As some Little Mountain students have already learned from Wirrell, water quality in such places is more like the stuff that comes from Hope Slough than from a Canadian kitchen tap.

“The water there is in mud and then insects come out of nowhere and drink it,” Grade 4 student Wyatt Emery said. “Sometimes they drown, and then some Ethiopians pick the water up. It’s all dirty. They might get sick. Sometimes they might drink the bugs.
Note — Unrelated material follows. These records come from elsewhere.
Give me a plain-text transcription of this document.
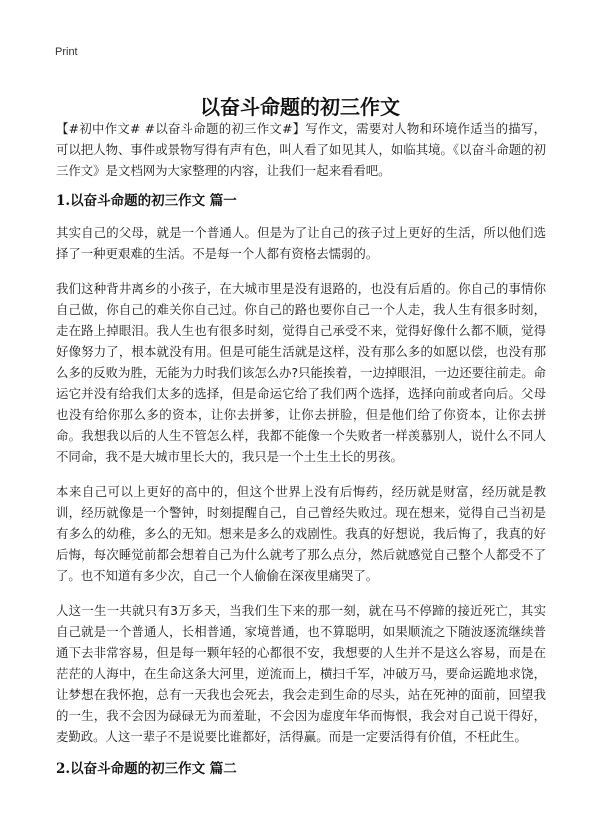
Print
以奋斗命题的初三作文

【#初中作文# #以奋斗命题的初三作文#】写作文，需要对人物和环境作适当的描写，可以把人物、事件或景物写得有声有色，叫人看了如见其人，如临其境。《以奋斗命题的初三作文》是文档网为大家整理的内容，让我们一起来看看吧。

1.以奋斗命题的初三作文 篇一

其实自己的父母，就是一个普通人。但是为了让自己的孩子过上更好的生活，所以他们选择了一种更艰难的生活。不是每一个人都有资格去懦弱的。

我们这种背井离乡的小孩子，在大城市里是没有退路的，也没有后盾的。你自己的事情你自己做，你自己的难关你自己过。你自己的路也要你自己一个人走，我人生有很多时刻，走在路上掉眼泪。我人生也有很多时刻，觉得自己承受不来，觉得好像什么都不顺，觉得好像努力了，根本就没有用。但是可能生活就是这样，没有那么多的如愿以偿，也没有那么多的反败为胜，无能为力时我们该怎么办?只能挨着，一边掉眼泪，一边还要往前走。命运它并没有给我们太多的选择，但是命运它给了我们两个选择，选择向前或者向后。父母也没有给你那么多的资本，让你去拼爹，让你去拼脸，但是他们给了你资本，让你去拼命。我想我以后的人生不管怎么样，我都不能像一个失败者一样羡慕别人，说什么不同人不同命，我不是大城市里长大的，我只是一个土生土长的男孩。

本来自己可以上更好的高中的，但这个世界上没有后悔药，经历就是财富，经历就是教训，经历就像是一个警钟，时刻提醒自己，自己曾经失败过。现在想来，觉得自己当初是有多么的幼稚，多么的无知。想来是多么的戏剧性。我真的好想说，我后悔了，我真的好后悔，每次睡觉前都会想着自己为什么就考了那么点分，然后就感觉自己整个人都受不了了。也不知道有多少次，自己一个人偷偷在深夜里痛哭了。

人这一生一共就只有3万多天，当我们生下来的那一刻，就在马不停蹄的接近死亡，其实自己就是一个普通人，长相普通，家境普通，也不算聪明，如果顺流之下随波逐流继续普通下去非常容易，但是每一颗年轻的心都很不安，我想要的人生并不是这么容易，而是在茫茫的人海中，在生命这条大河里，逆流而上，横扫千军，冲破万马，要命运跪地求饶，让梦想在我怀抱，总有一天我也会死去，我会走到生命的尽头，站在死神的面前，回望我的一生，我不会因为碌碌无为而羞耻，不会因为虚度年华而悔恨，我会对自己说干得好，麦勤政。人这一辈子不是说要比谁都好，活得赢。而是一定要活得有价值，不枉此生。

2.以奋斗命题的初三作文 篇二
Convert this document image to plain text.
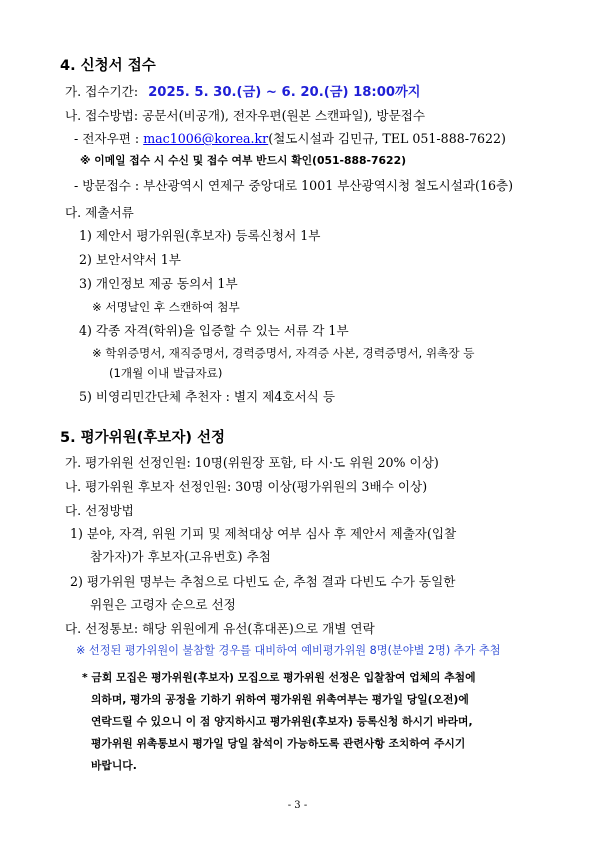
4. 신청서 접수
가. 접수기간: 2025. 5. 30.(금) ~ 6. 20.(금) 18:00까지
나. 접수방법: 공문서(비공개), 전자우편(원본 스캔파일), 방문접수
- 전자우편 : mac1006@korea.kr(철도시설과 김민규, TEL 051-888-7622)
※ 이메일 접수 시 수신 및 접수 여부 반드시 확인(051-888-7622)
- 방문접수 : 부산광역시 연제구 중앙대로 1001 부산광역시청 철도시설과(16층)
다. 제출서류
1) 제안서 평가위원(후보자) 등록신청서 1부
2) 보안서약서 1부
3) 개인정보 제공 동의서 1부
※ 서명날인 후 스캔하여 첨부
4) 각종 자격(학위)을 입증할 수 있는 서류 각 1부
※ 학위증명서, 재직증명서, 경력증명서, 자격증 사본, 경력증명서, 위촉장 등
(1개월 이내 발급자료)
5) 비영리민간단체 추천자 : 별지 제4호서식 등
5. 평가위원(후보자) 선정
가. 평가위원 선정인원: 10명(위원장 포함, 타 시·도 위원 20% 이상)
나. 평가위원 후보자 선정인원: 30명 이상(평가위원의 3배수 이상)
다. 선정방법
1) 분야, 자격, 위원 기피 및 제척대상 여부 심사 후 제안서 제출자(입찰
참가자)가 후보자(고유번호) 추첨
2) 평가위원 명부는 추첨으로 다빈도 순, 추첨 결과 다빈도 수가 동일한
위원은 고령자 순으로 선정
다. 선정통보: 해당 위원에게 유선(휴대폰)으로 개별 연락
※ 선정된 평가위원이 불참할 경우를 대비하여 예비평가위원 8명(분야별 2명) 추가 추첨
* 금회 모집은 평가위원(후보자) 모집으로 평가위원 선정은 입찰참여 업체의 추첨에
의하며, 평가의 공정을 기하기 위하여 평가위원 위촉여부는 평가일 당일(오전)에
연락드릴 수 있으니 이 점 양지하시고 평가위원(후보자) 등록신청 하시기 바라며,
평가위원 위촉통보시 평가일 당일 참석이 가능하도록 관련사항 조치하여 주시기
바랍니다.
- 3 -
I think that’s kind of bad because they might get sick and die.”

Fellow Grade 4 student Jordanna Werkman admits to being “a little grossed out” at the idea of drinking bugs and said people in Ethiopia should have clean water so they don’t get sick.

Classmates Tyler Perry and Heaven Errand agree the way things are isn’t fair.

“It’s dirty there, and we have clean water here, so I don’t think it’s fair to them,” Perry said.

“They should be able to have clean water,” said Errand.

But water quality isn’t the only issue said Wirrell.

Having to haul water long distances from limited sources—a task that usually falls to girls—also has important social impacts.

The time consuming chore often gets in the way of girls’ education; and hosts in Ethiopia told Wirrell girls traveling long distances from home to fetch water are also vulnerable to attack.

The water projects Run for Water supports supply clean water and give girls a chance to stay safe and stay in school.

That’s one reason Little Mountain will also host its own mini, three-kilometre Run for Water fundraiser May 15.

Having toured some of the water projects in Ethiopia in person, Wirrell is confident the money is being well spent on easy-to-maintain systems that put local populations in control of their own water.

“Sometimes you get this sense that Africa, is anything ever changing? Do they have the skills to help themselves?,” Wirrell said. “They do. That’s what I saw. They just need the money.”